Although terminal disinfection systems are increasingly popular for use in patient rooms in hospitals,⁽⁸⁾ more information is needed about how well they work and how best to use them. The Centers for Disease Control and Prevention (CDC) recommends against the use of disinfectant fogging systems employing formaldehyde, phenol-based agents, or quaternary ammonium compounds in patient-care areas.⁽¹⁹⁾ The CDC makes no recommendation regarding the use of systems based on hydrogen peroxide fogging, UVGI or ozone mists and says that more research is needed.^(19,20) The Canadian Agency for Drugs and Technologies in Health (CADTH) also determined that insufficient evidence was available to make recommendations about terminal disinfection using vaporized hydrogen peroxide or UVGI.⁽²¹⁾

While information about the use of UVGI in hospital rooms is limited, information about the use of UVGI in ambulances is virtually non-existent.

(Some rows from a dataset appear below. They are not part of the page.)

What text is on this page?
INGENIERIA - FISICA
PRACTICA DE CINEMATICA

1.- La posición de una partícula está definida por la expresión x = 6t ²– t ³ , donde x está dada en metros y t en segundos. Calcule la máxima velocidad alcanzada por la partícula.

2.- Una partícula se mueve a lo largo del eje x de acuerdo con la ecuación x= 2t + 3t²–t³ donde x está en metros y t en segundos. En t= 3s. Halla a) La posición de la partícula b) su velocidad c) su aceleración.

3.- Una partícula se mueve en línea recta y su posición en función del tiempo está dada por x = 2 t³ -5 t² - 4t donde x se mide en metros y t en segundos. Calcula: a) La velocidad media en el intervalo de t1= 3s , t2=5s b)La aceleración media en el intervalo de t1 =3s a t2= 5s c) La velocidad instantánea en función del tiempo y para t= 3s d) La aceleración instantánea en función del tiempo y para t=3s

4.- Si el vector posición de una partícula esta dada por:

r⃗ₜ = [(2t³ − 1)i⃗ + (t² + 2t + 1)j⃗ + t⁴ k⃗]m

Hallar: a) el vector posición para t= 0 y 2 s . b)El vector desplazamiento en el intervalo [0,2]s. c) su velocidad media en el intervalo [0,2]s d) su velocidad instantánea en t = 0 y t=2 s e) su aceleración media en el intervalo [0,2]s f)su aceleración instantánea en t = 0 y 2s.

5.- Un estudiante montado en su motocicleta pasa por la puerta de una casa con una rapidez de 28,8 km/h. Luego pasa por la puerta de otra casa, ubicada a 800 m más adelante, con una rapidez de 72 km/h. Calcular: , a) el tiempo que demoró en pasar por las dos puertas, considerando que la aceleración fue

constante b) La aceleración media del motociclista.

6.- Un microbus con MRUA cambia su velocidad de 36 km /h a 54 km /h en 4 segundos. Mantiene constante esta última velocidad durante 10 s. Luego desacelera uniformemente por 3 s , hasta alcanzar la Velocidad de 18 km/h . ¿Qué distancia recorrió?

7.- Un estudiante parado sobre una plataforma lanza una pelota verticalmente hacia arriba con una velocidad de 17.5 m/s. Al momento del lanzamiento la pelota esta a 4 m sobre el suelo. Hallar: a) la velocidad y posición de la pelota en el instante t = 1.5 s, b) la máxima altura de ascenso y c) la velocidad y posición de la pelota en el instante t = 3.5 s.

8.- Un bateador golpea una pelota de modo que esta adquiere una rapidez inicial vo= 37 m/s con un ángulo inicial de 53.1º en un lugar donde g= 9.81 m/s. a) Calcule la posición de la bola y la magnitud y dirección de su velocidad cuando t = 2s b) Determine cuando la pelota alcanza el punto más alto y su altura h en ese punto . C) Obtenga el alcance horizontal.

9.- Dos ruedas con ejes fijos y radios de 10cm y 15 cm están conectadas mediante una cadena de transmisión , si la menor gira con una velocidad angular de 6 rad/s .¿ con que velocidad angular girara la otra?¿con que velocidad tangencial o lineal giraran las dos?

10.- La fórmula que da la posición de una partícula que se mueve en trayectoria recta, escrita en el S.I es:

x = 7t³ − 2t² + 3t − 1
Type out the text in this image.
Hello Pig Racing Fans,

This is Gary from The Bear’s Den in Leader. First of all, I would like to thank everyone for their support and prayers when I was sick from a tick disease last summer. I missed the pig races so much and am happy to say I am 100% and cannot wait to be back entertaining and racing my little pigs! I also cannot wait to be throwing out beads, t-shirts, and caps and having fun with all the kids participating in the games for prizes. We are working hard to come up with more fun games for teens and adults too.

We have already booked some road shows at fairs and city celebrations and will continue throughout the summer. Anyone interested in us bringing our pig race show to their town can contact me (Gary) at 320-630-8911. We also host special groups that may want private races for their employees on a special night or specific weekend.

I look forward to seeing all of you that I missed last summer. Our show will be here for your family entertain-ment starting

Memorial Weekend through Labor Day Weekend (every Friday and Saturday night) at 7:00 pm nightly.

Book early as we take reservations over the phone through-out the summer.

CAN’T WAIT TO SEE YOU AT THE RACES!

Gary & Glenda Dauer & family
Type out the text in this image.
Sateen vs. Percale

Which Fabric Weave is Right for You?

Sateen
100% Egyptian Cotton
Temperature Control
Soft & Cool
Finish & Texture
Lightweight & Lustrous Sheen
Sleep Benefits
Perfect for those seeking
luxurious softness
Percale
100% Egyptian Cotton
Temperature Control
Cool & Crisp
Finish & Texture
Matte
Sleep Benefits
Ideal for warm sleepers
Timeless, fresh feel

Although UVGI systems are being marketed as a means of surface disinfection in ambulances, a search of the biomedical literature located only one study which mentioned that UVGI was used for terminal disinfection of ambulances used for transportation of patients with Ebola virus disease, and in that case no test results or details about the system were provided.⁽²²⁾ Other than that work, no published peer-reviewed studies of UVGI in ambulances were found. Before UVGI systems can be reliably used in ambulances, much more information is needed about their efficacy and limitations in this application.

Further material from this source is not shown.